Phrase Identification. Computes phrase score as:

score(wᵢ, wⱼ) = (count(wᵢwⱼ) − δ) / (count(wᵢ) × count(wⱼ))

where δ is a discounting coefficient preventing spurious phrases from rare words. Bigrams exceeding a threshold become single tokens. Typically runs 2–4 passes with decreasing thresholds to form longer multi-word phrases.

Vector Compositionality. The paper shows word vectors exhibit linear structure enabling meaningful addition. Explanation: vectors are in linear relationship with softmax inputs; vectors represent context distributions; sum of two word vectors relates to the product (AND function) of context distributions.

Results¶

Negative Sampling vs. Hierarchical Softmax: - Negative sampling (k=15, 10⁻⁵ subsampling): 61% accuracy on word analogies - Hierarchical softmax: 55% (without subsampling), 55% (with subsampling) - NEG-15 training time: 36 min vs. HS-Huffman 21 min, but accuracy superior

Phrase Analogy Task (with 33B-word training corpus): - Best model (hierarchical softmax + subsampling, 1000-dim vectors): 72% accuracy - Reduced data (6B words): 66% accuracy (demonstrates data importance) - NEG-15 with subsampling: 42% on phrase dataset (vs. 27% without subsampling)

Subsampling Impact (word analogies): - Without 10⁻⁵ subsampling: 2–8 min training - With 10⁻⁵ subsampling: 2–4 min training, higher accuracy across all methods - Accuracy gain: +1–4 percentage points

Compositional Structure Examples (element-wise addition): - Czech + currency → koruna, crown, zolty (currency-related words) - Vietnam + capital → Hanoi, Ho Chi Minh City - German + airlines → Lufthansa, carrier Lufthansa - Russian + river → Moscow, Volga River, upriver - French + actress → Juliette Binoche, Vanessa Paradis, Charlotte Gainsbourg

Connections¶

Extends prior work on Skip-gram with phrase and improved training techniques
Foundation for word embedding methods now standard in NLP pipelines
Key reference for text embeddings used in downstream fake news detection systems
Related to NLP methods that rely on distributed representations
Precedes contextual embeddings (BERT, GPT) which address limitations of static embeddings but build on foundational concepts here

Notes¶

This paper extended the original Skip-gram model with practical training techniques (negative sampling, subsampling) and phrase handling that proved essential for real-world NLP systems. Negative sampling, in particular, became the standard training objective for embedding models due to its simplicity and superior accuracy-to-speed tradeoff. The phrase identification approach was simple but effective—treating multi-word expressions as atomic units dramatically improves representation quality compared to composing individual word vectors.
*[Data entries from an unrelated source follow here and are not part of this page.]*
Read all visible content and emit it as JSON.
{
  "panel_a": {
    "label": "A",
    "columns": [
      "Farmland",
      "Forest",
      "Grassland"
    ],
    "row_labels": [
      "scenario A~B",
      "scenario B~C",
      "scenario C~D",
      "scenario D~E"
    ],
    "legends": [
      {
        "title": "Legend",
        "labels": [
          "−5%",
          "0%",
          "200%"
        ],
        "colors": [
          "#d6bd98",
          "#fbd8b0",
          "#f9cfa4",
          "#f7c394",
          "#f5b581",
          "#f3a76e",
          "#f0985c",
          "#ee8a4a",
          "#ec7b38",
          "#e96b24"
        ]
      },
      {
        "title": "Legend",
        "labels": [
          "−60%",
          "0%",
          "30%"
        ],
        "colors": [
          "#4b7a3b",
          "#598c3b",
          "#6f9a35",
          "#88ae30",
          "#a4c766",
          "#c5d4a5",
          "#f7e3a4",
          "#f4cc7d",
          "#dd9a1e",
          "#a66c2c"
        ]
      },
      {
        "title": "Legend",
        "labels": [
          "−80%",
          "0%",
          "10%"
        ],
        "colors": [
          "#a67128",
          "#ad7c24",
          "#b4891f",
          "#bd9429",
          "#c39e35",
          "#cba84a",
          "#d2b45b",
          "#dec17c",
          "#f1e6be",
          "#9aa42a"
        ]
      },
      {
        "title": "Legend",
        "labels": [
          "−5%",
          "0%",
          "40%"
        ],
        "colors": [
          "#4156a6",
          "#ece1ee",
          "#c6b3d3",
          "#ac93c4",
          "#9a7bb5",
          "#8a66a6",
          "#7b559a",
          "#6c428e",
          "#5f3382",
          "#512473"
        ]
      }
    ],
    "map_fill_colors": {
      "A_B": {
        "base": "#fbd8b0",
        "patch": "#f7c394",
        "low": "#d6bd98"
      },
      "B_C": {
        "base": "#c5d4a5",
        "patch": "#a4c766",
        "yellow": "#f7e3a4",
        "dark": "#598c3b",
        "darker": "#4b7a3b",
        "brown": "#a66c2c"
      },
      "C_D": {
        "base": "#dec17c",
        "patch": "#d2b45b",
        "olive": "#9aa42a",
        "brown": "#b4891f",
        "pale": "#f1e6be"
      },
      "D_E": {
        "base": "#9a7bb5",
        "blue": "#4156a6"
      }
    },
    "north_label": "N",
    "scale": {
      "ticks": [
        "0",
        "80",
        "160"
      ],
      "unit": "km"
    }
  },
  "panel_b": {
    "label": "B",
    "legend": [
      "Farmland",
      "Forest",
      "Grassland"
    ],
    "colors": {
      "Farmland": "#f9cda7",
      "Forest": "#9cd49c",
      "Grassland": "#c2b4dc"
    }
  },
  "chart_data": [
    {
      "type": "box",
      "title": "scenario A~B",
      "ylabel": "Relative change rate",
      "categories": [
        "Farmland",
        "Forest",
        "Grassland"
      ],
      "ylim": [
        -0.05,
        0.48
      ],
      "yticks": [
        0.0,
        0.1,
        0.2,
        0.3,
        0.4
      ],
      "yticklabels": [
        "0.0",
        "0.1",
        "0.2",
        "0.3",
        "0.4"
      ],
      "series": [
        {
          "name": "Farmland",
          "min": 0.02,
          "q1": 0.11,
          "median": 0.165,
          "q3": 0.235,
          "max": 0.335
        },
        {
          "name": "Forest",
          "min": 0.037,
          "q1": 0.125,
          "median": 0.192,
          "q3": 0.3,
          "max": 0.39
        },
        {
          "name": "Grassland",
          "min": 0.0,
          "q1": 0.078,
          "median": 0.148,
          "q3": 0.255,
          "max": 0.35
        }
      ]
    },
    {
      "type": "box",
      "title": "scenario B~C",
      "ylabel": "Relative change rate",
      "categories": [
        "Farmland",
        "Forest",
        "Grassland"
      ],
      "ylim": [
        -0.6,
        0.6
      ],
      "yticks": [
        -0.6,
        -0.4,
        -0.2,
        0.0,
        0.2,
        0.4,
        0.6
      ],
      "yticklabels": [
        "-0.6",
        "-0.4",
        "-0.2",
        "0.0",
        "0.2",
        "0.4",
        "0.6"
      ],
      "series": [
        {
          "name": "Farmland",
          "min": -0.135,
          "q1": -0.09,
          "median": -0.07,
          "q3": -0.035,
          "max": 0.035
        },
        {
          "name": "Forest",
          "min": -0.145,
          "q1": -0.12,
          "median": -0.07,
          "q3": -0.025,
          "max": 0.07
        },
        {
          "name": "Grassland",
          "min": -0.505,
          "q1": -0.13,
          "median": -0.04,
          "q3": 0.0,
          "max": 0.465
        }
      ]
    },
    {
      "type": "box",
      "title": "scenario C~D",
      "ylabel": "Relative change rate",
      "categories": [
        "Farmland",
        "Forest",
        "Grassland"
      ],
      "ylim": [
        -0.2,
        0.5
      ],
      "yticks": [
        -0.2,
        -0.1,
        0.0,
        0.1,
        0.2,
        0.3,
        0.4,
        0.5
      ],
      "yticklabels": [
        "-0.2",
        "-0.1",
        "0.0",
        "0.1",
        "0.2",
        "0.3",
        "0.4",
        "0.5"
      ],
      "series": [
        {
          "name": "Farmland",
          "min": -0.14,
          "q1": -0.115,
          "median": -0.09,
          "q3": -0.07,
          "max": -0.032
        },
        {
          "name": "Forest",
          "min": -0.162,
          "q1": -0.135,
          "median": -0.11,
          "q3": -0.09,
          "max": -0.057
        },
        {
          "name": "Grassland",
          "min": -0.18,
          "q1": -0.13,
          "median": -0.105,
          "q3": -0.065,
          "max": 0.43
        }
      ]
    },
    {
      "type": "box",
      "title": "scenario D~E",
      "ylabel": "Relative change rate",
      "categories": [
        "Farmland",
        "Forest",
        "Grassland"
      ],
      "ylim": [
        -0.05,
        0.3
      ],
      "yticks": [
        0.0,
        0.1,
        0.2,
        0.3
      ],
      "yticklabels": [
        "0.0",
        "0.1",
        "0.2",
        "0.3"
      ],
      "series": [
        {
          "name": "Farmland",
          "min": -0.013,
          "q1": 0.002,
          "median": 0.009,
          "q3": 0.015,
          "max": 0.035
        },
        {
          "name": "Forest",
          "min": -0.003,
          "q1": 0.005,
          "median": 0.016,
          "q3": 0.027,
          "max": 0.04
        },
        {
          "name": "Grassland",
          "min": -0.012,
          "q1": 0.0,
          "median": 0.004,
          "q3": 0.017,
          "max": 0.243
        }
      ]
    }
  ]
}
Key limitations: Static embeddings cannot handle polysemy (multiple senses of a word). The phrase detection method is data-driven but relatively naive compared to syntactic parsing. Later work (Sutskever et al. 2014; Mikolov et al. 2013 on fastText) extended these ideas to character-level information and learned morphology. Despite these limitations, word2vec remains widely deployed due to computational efficiency and ease of implementation. The semantic-syntactic test set and phrase analogy task remain standard benchmarks for representation quality.